Les Verts abordent donc les négociations avec leurs partenaires sociaux-démocrates en position de force. Dans le précédent gouvernement, les écologistes disposaient de trois portefeuilles, les Affaires étrangères, l'Environnement et l'Agriculture. Ils sont désormais intéressés par le ministère de la Justice où Herta Daeubler-Gmelin, battue dans sa circonscription, ne sera pas reconduite. Selon la Constitution allemande, le mandat du chancelier prend fin lors de l'ouverture de la première session parlementaire qui doit intervenir dans les trente jours suivant les élections législatives. Les Verts font pression pour que le nouveau gouvernement soit formé avant le 18 octobre, date de leur congrès annuel.
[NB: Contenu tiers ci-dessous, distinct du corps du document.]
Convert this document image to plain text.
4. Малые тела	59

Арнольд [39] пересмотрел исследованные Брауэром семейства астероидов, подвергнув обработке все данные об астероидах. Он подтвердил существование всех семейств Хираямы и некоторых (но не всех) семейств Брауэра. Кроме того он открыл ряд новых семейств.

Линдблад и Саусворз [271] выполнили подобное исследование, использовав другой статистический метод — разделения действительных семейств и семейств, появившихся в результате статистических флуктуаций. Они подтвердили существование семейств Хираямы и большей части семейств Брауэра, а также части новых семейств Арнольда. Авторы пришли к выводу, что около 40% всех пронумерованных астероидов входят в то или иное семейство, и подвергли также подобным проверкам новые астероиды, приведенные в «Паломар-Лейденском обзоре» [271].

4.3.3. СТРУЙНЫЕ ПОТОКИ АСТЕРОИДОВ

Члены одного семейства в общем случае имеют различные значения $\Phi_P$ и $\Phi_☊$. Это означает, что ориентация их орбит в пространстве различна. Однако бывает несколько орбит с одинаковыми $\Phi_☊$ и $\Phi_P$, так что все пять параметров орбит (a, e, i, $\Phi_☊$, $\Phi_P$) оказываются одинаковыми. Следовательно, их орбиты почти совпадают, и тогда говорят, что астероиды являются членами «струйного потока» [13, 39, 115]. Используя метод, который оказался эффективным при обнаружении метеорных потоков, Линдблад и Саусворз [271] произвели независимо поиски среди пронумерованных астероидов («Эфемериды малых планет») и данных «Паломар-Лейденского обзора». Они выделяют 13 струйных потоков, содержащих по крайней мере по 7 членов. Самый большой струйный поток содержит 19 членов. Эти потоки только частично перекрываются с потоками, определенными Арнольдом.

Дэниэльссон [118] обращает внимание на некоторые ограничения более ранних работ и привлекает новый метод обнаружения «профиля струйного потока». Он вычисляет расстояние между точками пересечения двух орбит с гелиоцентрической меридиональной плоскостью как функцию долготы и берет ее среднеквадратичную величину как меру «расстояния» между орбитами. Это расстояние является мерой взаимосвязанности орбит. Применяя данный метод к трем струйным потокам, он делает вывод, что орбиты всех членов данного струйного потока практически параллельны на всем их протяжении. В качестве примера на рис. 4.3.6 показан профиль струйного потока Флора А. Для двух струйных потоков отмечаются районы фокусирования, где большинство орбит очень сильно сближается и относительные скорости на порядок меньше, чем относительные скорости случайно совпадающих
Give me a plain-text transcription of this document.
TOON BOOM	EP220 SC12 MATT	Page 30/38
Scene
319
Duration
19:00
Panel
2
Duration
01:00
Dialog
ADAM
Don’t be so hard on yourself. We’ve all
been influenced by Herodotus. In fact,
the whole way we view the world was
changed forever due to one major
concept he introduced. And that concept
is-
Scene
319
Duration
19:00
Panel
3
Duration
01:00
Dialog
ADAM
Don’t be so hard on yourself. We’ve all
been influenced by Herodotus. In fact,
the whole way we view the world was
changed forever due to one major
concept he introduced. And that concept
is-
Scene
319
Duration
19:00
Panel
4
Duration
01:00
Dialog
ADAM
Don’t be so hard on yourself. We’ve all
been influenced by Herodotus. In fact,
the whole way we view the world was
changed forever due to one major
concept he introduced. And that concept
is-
Chômage, finances publiques, croissance, éducation, assurance maladie, Union européenne : les chantiers qui attendent le futur gouvernement SPD-Verts sont nombreux. L'Allemagne a un besoin urgent de réformes. « Des temps difficiles nous attendent » a d'ailleurs averti Gerhard Schröder, qui a tenu à « assumer personnellement » le recul électoral de sa formation, dès le résultat définitif des élections. Le chancelier est maintenant condamné à agir vite, l'étroitesse de sa majorité étant là pour lui rappeler que les Allemands sont loin de lui avoir signé un chèque en blanc.